Lo fa con un corteo, in programma sabato pomeriggio, organizzato dai suoi amici, dall’associazione Cittadini del mondo e dalla comunità africana di Ferrara. L’appuntamento è alle 15, in piazzale Giordano Bruno per sfilare fino a piazza Municipale.
Cgil e Uil hanno già dichiarato la loro adesione.

“Yaya stava lavorando nella logistica, spostando merci che devono arrivare sempre più in fretta e sempre più a buon mercato: paghe basse e sfruttamento alto – osservano gli organizzatori della manifestazione -. Ci dicono che tutto questo serve per renderci la vita più agevole, più comoda e più sicura. La verità è che il suo posto di lavoro evidentemente non era sicuro, non era tutelato dalle norme di sicurezza. Nei primi 7 mesi del 2021 in Italia sono morti 677 lavoratori, da quando è morto Yaya, una settimana fa, altre 3 persone sono morte sul lavoro solo in Emilia Romagna. La sicurezza costa, sappiamo tutti che molti datori di lavoro per aumentare il loro profitto mentono e imbrogliano sulle norme della sicurezza. Le prime vittime, ma non le uniche, di questo imbroglio sono i lavoratori migranti, quelli meno inseriti, quelli più indifesi, più ricattabili, per la scadenza del permesso di soggiorno, la richiesta di asilo, il permesso umanitario e tutti gli altri documenti richiesti”.

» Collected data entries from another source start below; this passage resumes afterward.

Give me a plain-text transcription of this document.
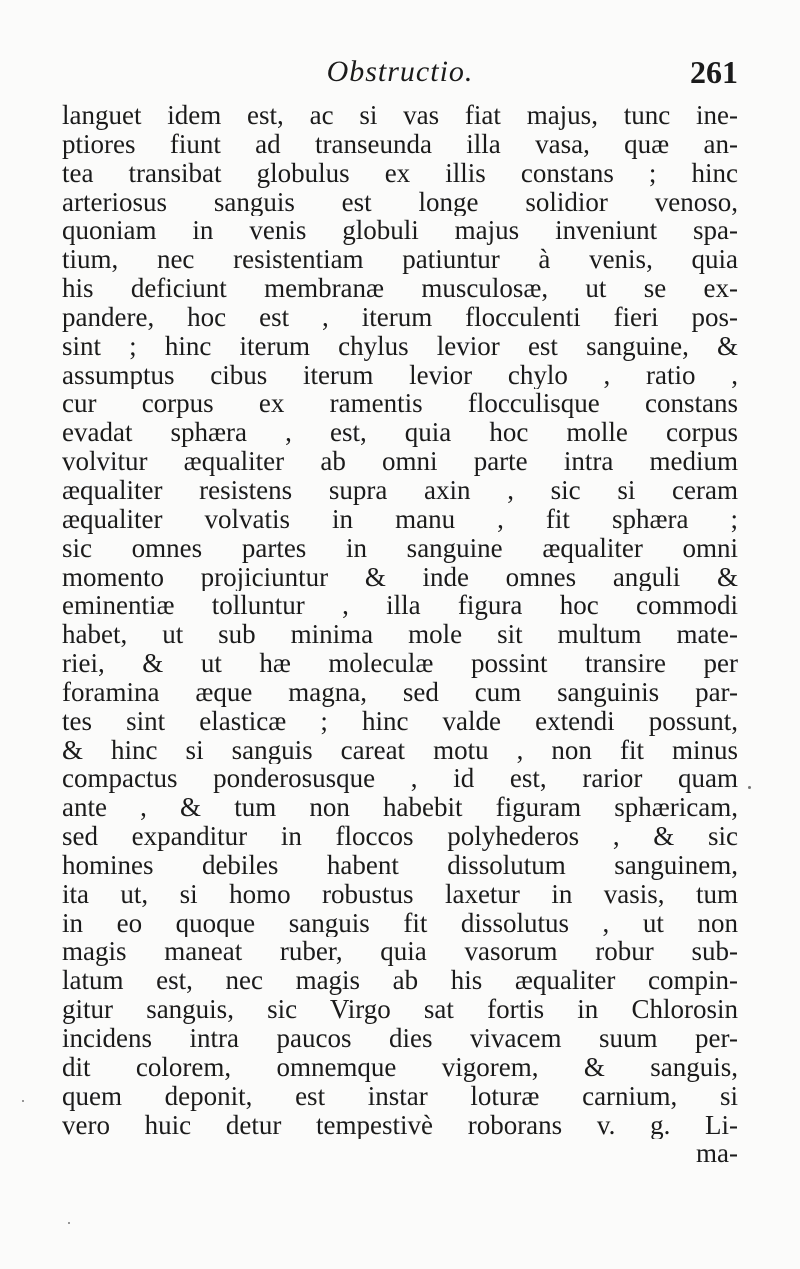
Obstructio.	261
languet idem est, ac si vas fiat majus, tunc ine-
ptiores fiunt ad transeunda illa vasa, quæ an-
tea transibat globulus ex illis constans ; hinc
arteriosus sanguis est longe solidior venoso,
quoniam in venis globuli majus inveniunt spa-
tium, nec resistentiam patiuntur à venis, quia
his deficiunt membranæ musculosæ, ut se ex-
pandere, hoc est , iterum flocculenti fieri pos-
sint ; hinc iterum chylus levior est sanguine, &
assumptus cibus iterum levior chylo , ratio ,
cur corpus ex ramentis flocculisque constans
evadat sphæra , est, quia hoc molle corpus
volvitur æqualiter ab omni parte intra medium
æqualiter resistens supra axin , sic si ceram
æqualiter volvatis in manu , fit sphæra ;
sic omnes partes in sanguine æqualiter omni
momento projiciuntur & inde omnes anguli &
eminentiæ tolluntur , illa figura hoc commodi
habet, ut sub minima mole sit multum mate-
riei, & ut hæ moleculæ possint transire per
foramina æque magna, sed cum sanguinis par-
tes sint elasticæ ; hinc valde extendi possunt,
& hinc si sanguis careat motu , non fit minus
compactus ponderosusque , id est, rarior quam
ante , & tum non habebit figuram sphæricam,
sed expanditur in floccos polyhederos , & sic
homines debiles habent dissolutum sanguinem,
ita ut, si homo robustus laxetur in vasis, tum
in eo quoque sanguis fit dissolutus , ut non
magis maneat ruber, quia vasorum robur sub-
latum est, nec magis ab his æqualiter compin-
gitur sanguis, sic Virgo sat fortis in Chlorosin
incidens intra paucos dies vivacem suum per-
dit colorem, omnemque vigorem, & sanguis,
quem deponit, est instar loturæ carnium, si
vero huic detur tempestivè roborans v. g. Li-
ma-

Torniamo in piazza per denunciare un sistema malato fondato su precarietà, compressione dei costi, disinvestimento, sfruttamento, di cui è figlio l’infortunio mortale che ha colpito il nostro concittadino – dicono Cgil e Uil -. È necessario dare prosieguo alle iniziative per riporre al centro la salute e sicurezza sul luogo di lavoro. Va contrastata e repressa ogni forma di violazione di norme e contratti, ma soprattutto e ancor prima è necessario affermare un nuovo modello sociale ed economico, mettendo fine alla precarietà dilagante sul lavoro e superando leggi sull’immigrazione, come la Bossi-Fini, che rendono ancor più ricattabili lavoratori e lavoratrici stranieri. Da sempre la discriminazione giuridica è funzionale a quella economica e sociale, rendendo possibile il massimo sfruttamento lavorativo dei migranti da parte di datori di lavoro interessati solo al profitto facile e alla mercificazione del lavoro; peggiorando così le condizioni di larga parte del mondo del lavoro.
Lavoratori e lavoratrici – concludono i sindacati – devono essere uniti in questa battaglia per la dignità del lavoro e della persona”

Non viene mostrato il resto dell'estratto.